Sa solution aux défis du monde de l’aviation : l’« écoconception ». Cette approche dépasse la simple production. Elle invite les ingénieurs à considérer la conception, la production et l’utilisation d’un produit comme un processus non pas linéaire, mais circulaire. « Ils doivent donc penser à tout le processus, le cycle de vie du produit, plutôt que de simplement penser à la mise en marché le plus vite possible. »

 

Ses travaux partagent les objectifs d’organisations comme le Groupement aéronautique de recherche et développement en environnement, un réseau de centres d’excellence qui rassemble à la fois des chercheurs et des entreprises.
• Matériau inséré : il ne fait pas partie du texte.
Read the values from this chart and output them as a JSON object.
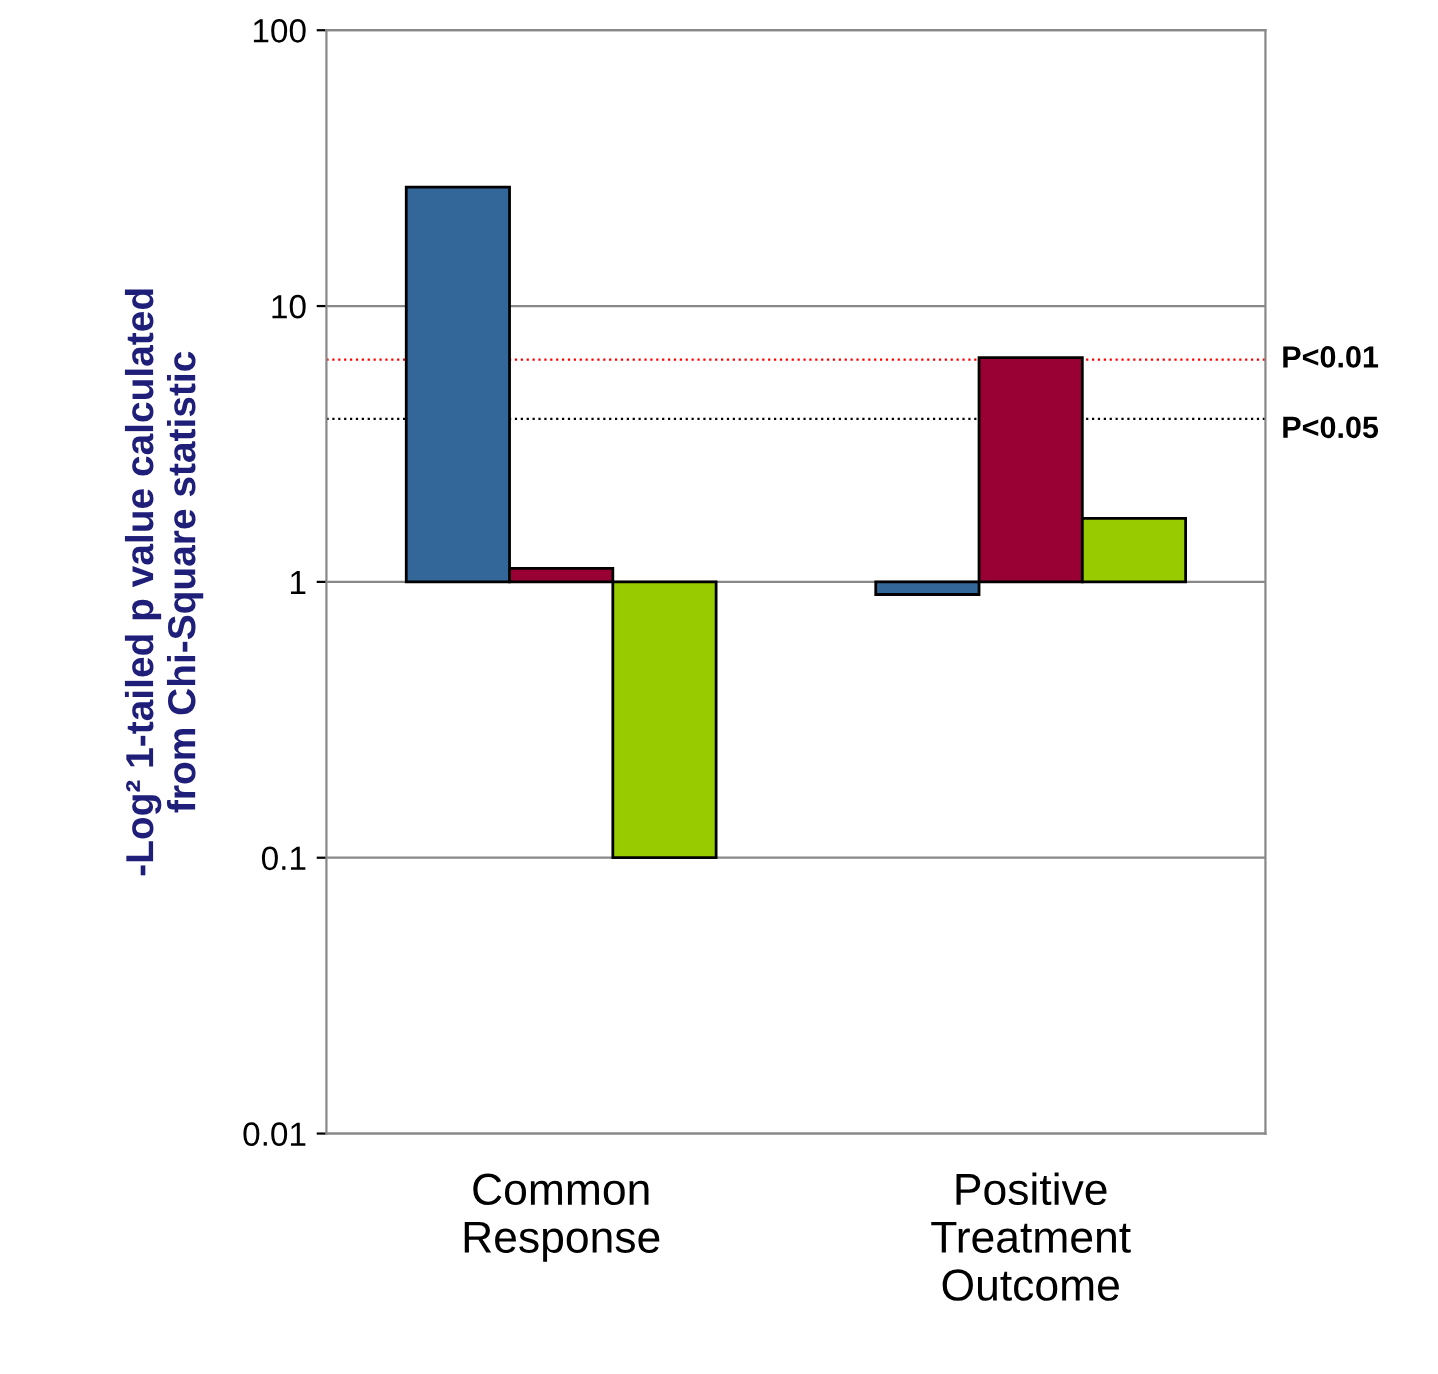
{
  "chart_data": {
    "type": "bar",
    "ylabel": "-Log² 1-tailed p value calculated\nfrom Chi-Square statistic",
    "categories": [
      "Common\nResponse",
      "Positive\nTreatment\nOutcome"
    ],
    "log": true,
    "ylim": [
      0.01,
      100
    ],
    "yticks": [
      0.01,
      0.1,
      1,
      10,
      100
    ],
    "grid": "y",
    "legend": false,
    "series": [
      {
        "color": "#336699",
        "base": [
          1,
          1
        ],
        "values": [
          26,
          -0.1
        ]
      },
      {
        "color": "#990033",
        "base": [
          1,
          1
        ],
        "values": [
          0.12,
          5.5
        ]
      },
      {
        "color": "#99cc00",
        "base": [
          1,
          1
        ],
        "values": [
          -0.9,
          0.7
        ]
      }
    ],
    "ref_lines": [
      {
        "axis": "y",
        "value": 6.4,
        "label": "P<0.01",
        "color": "#ff0000",
        "line_style": "dotted"
      },
      {
        "axis": "y",
        "value": 3.9,
        "label": "P<0.05",
        "color": "#000000",
        "line_style": "dotted"
      }
    ]
  }
}
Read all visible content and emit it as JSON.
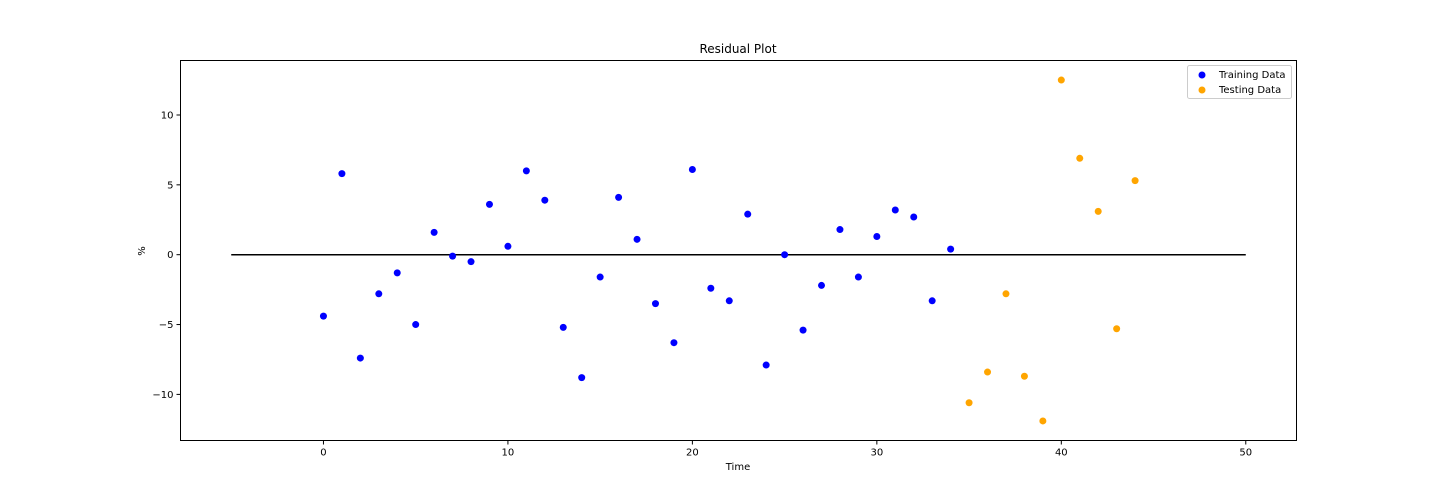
{
  "chart_data": {
    "type": "scatter",
    "title": "Residual Plot",
    "xlabel": "Time",
    "ylabel": "%",
    "xlim": [
      -7.75,
      52.75
    ],
    "ylim": [
      -13.3,
      13.9
    ],
    "xticks": [
      0,
      10,
      20,
      30,
      40,
      50
    ],
    "yticks": [
      -10,
      -5,
      0,
      5,
      10
    ],
    "grid": false,
    "legend_position": "top-right",
    "hline": {
      "y": 0,
      "xmin": -5,
      "xmax": 50,
      "color": "#000000"
    },
    "series": [
      {
        "name": "Training Data",
        "color": "#0000ff",
        "x": [
          0,
          1,
          2,
          3,
          4,
          5,
          6,
          7,
          8,
          9,
          10,
          11,
          12,
          13,
          14,
          15,
          16,
          17,
          18,
          19,
          20,
          21,
          22,
          23,
          24,
          25,
          26,
          27,
          28,
          29,
          30,
          31,
          32,
          33,
          34
        ],
        "y": [
          -4.4,
          5.8,
          -7.4,
          -2.8,
          -1.3,
          -5.0,
          1.6,
          -0.1,
          -0.5,
          3.6,
          0.6,
          6.0,
          3.9,
          -5.2,
          -8.8,
          -1.6,
          4.1,
          1.1,
          -3.5,
          -6.3,
          6.1,
          -2.4,
          -3.3,
          2.9,
          -7.9,
          0.0,
          -5.4,
          -2.2,
          1.8,
          -1.6,
          1.3,
          3.2,
          2.7,
          -3.3,
          0.4
        ]
      },
      {
        "name": "Testing Data",
        "color": "#ffa500",
        "x": [
          35,
          36,
          37,
          38,
          39,
          40,
          41,
          42,
          43,
          44
        ],
        "y": [
          -10.6,
          -8.4,
          -2.8,
          -8.7,
          -11.9,
          12.5,
          6.9,
          3.1,
          -5.3,
          5.3
        ]
      }
    ]
  }
}
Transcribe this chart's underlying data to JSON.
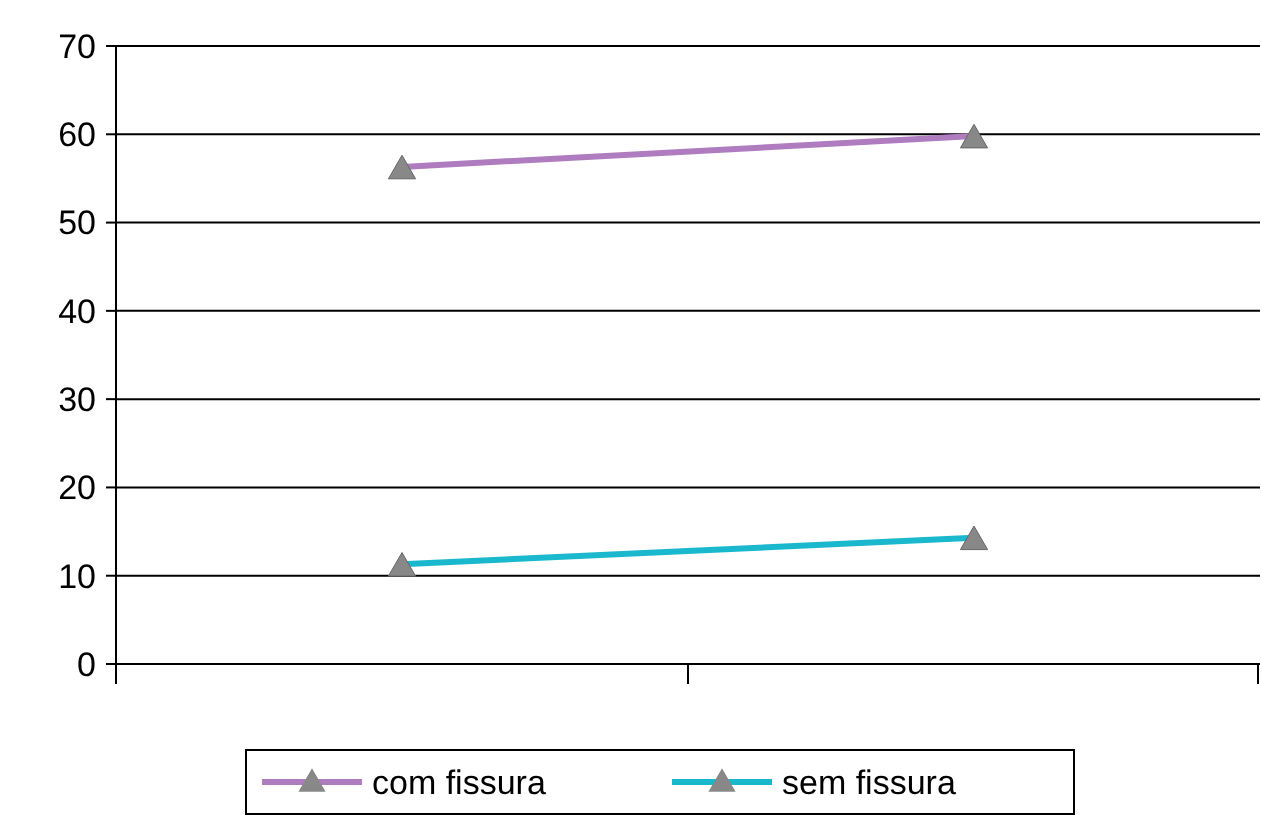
{
  "chart_data": {
    "type": "line",
    "categories": [
      null,
      null
    ],
    "series": [
      {
        "name": "com fissura",
        "color": "#b07cc0",
        "values": [
          56.3,
          59.8
        ]
      },
      {
        "name": "sem fissura",
        "color": "#1ab8cc",
        "values": [
          11.3,
          14.3
        ]
      }
    ],
    "ylim": [
      0,
      70
    ],
    "yticks": [
      0,
      10,
      20,
      30,
      40,
      50,
      60,
      70
    ],
    "grid": "y",
    "legend": "bottom",
    "marker": "triangle",
    "line_style": "solid"
  }
}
Celui-ci vise notamment à « réduire la production de gaz à effet de serre par l’industrie aéronautique » et à « prendre en compte les impacts environnementaux dans le cycle de vie du produit ».

 

Le choix des matériaux, la consommation d’énergie lors de la fabrication, le transport des pièces, mais aussi la possibilité de recycler ou de réutiliser le produit d’une façon ou d’une autre à la fin de sa vie utile : tout doit donc être pris en compte. Nadia Bhuiyan analyse le profil d’une entreprise, ses effectifs et ses objectifs, modélise le tout et propose un processus de conception optimal.

 

« Les compagnies ont souvent peur de faire de l’écoconception parce qu’elles pensent que ça va tout changer. Mais en fait, la recherche a démontré que l’écoconception augmente leur rentabilité, précise-t-elle. On réduit beaucoup l’utilisation de l’énergie, des matériaux et, en plus, ça a un impact positif sur la réputation. »

 

La professeure l’admet sans hésiter, certaines compagnies voulant « verdir » leur image ne font que le strict minimum pour protéger l’environnement. Elle consacrera donc les prochaines années à poursuivre ses recherches, tout en livrant un message que de plus en plus d’entreprises comprennent déjà : agir pour réduire son empreinte écologique peut être profitable pour tous.